Si la réforme devrait rapidement être lancée, le ministère cible 2025 – après les Jeux olympiques de Paris 2024 – comme date butoir où « le détachement d’office sera mis en place ». Il fixe un chiffre de 50 % des CTS « détachés » dans les fédérations d’ici à 2025.
Un rapport de l’inspection générale de la jeunesse et des sports, remis en novembre 2018 à Roxana Maracineanu, avait recommandé « d’écarter tout scénario de rupture » immédiate, « dans le contexte de la préparation des équipes de France aux JOP [Jeux olympiques et paralympiques] de Tokyo 2020 et de Paris 2024 ».
Fer de lance de la contestation depuis septembre 2018, l’Association des directeurs techniques nationaux (ASDTN) dénonce ce qu’elle qualifie de « campagne de détachements sauvages vers les fédérations sportives ».
Le Syndicat national des activités physiques et sportives (Snaps), s’insurge que « le scénario de démantèlement du service public du sport et de son ministère semble poursuivre sa route en dépit des belles déclarations de la ministre lors de son audition » à l’Assemblée nationale.
Insistant sur la nécessaire « pédagogie autour de la réforme » auprès « d’agents et de présidents de fédérations ne connaissant pas parfaitement la position de détachement », la lettre blanche prévoit des réunions avec le comité olympique (CNOSF) et l’association des DTN avant la formalisation de la réforme.

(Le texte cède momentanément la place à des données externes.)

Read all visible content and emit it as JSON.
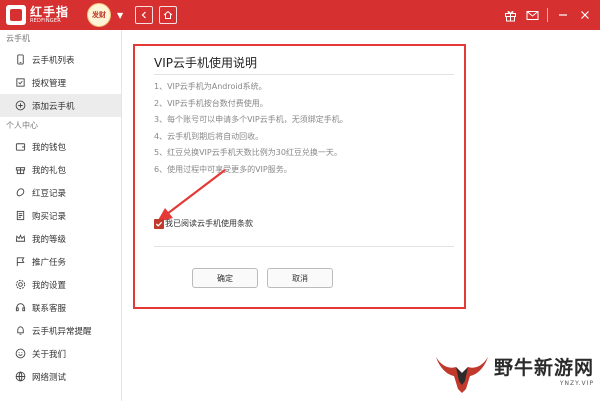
{
  "header": {
    "logo_text": "红手指",
    "logo_sub": "REDFINGER",
    "avatar_text": "发财"
  },
  "sidebar": {
    "section1": "云手机",
    "items1": [
      {
        "label": "云手机列表",
        "icon": "phone-icon"
      },
      {
        "label": "授权管理",
        "icon": "key-icon"
      },
      {
        "label": "添加云手机",
        "icon": "plus-circle-icon"
      }
    ],
    "section2": "个人中心",
    "items2": [
      {
        "label": "我的钱包",
        "icon": "wallet-icon"
      },
      {
        "label": "我的礼包",
        "icon": "gift-icon"
      },
      {
        "label": "红豆记录",
        "icon": "bean-icon"
      },
      {
        "label": "购买记录",
        "icon": "receipt-icon"
      },
      {
        "label": "我的等级",
        "icon": "crown-icon"
      },
      {
        "label": "推广任务",
        "icon": "flag-icon"
      },
      {
        "label": "我的设置",
        "icon": "gear-icon"
      },
      {
        "label": "联系客服",
        "icon": "headset-icon"
      },
      {
        "label": "云手机异常提醒",
        "icon": "bell-icon"
      },
      {
        "label": "关于我们",
        "icon": "smile-icon"
      },
      {
        "label": "网络测试",
        "icon": "network-icon"
      }
    ]
  },
  "dialog": {
    "title": "VIP云手机使用说明",
    "rules": [
      "1、VIP云手机为Android系统。",
      "2、VIP云手机按台数付费使用。",
      "3、每个账号可以申请多个VIP云手机，无须绑定手机。",
      "4、云手机到期后将自动回收。",
      "5、红豆兑换VIP云手机天数比例为30红豆兑换一天。",
      "6、使用过程中可享受更多的VIP服务。"
    ],
    "agree_label": "我已阅读云手机使用条款",
    "ok_label": "确定",
    "cancel_label": "取消"
  },
  "watermark": {
    "text": "野牛新游网",
    "sub": "YNZY.VIP"
  },
  "colors": {
    "brand": "#d63031",
    "highlight": "#e53935"
  }
}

En parallèle, « une négociation sera menée avec deux ou trois fédérations partenaires qui seraient prêtes à s’engager de manière volontariste dans le projet de réforme », prévoit la lettre blanche.
Les fédérations seront-elles accompagnées financièrement ?
L’ASDTN alerte sur « les dangers et surcoûts évidents de ces détachements » pour les fédérations.
Le projet prévoit que les « fédérations pilotes » pourront bénéficier de « modalités de compensation particulières au moins pour la première période de 5 ans ». Plusieurs candidates se sont fait connaître, selon le ministère, qui, à ce stade, n’en dévoile pas l’identité.
Certaines grosses fédérations sont en mesure d’assumer le poids financier d’une telle réforme et y aspirent, « demandeuses » selon le ministère de « récupérer le lien hiérarchique sur ces agents ».
Récupérer la tutelle des cadres d’Etat est le rêve de certains dirigeants fédéraux, qui deviendraient les uniques patrons de leurs directeurs techniques nationaux et entraîneurs de haut niveau.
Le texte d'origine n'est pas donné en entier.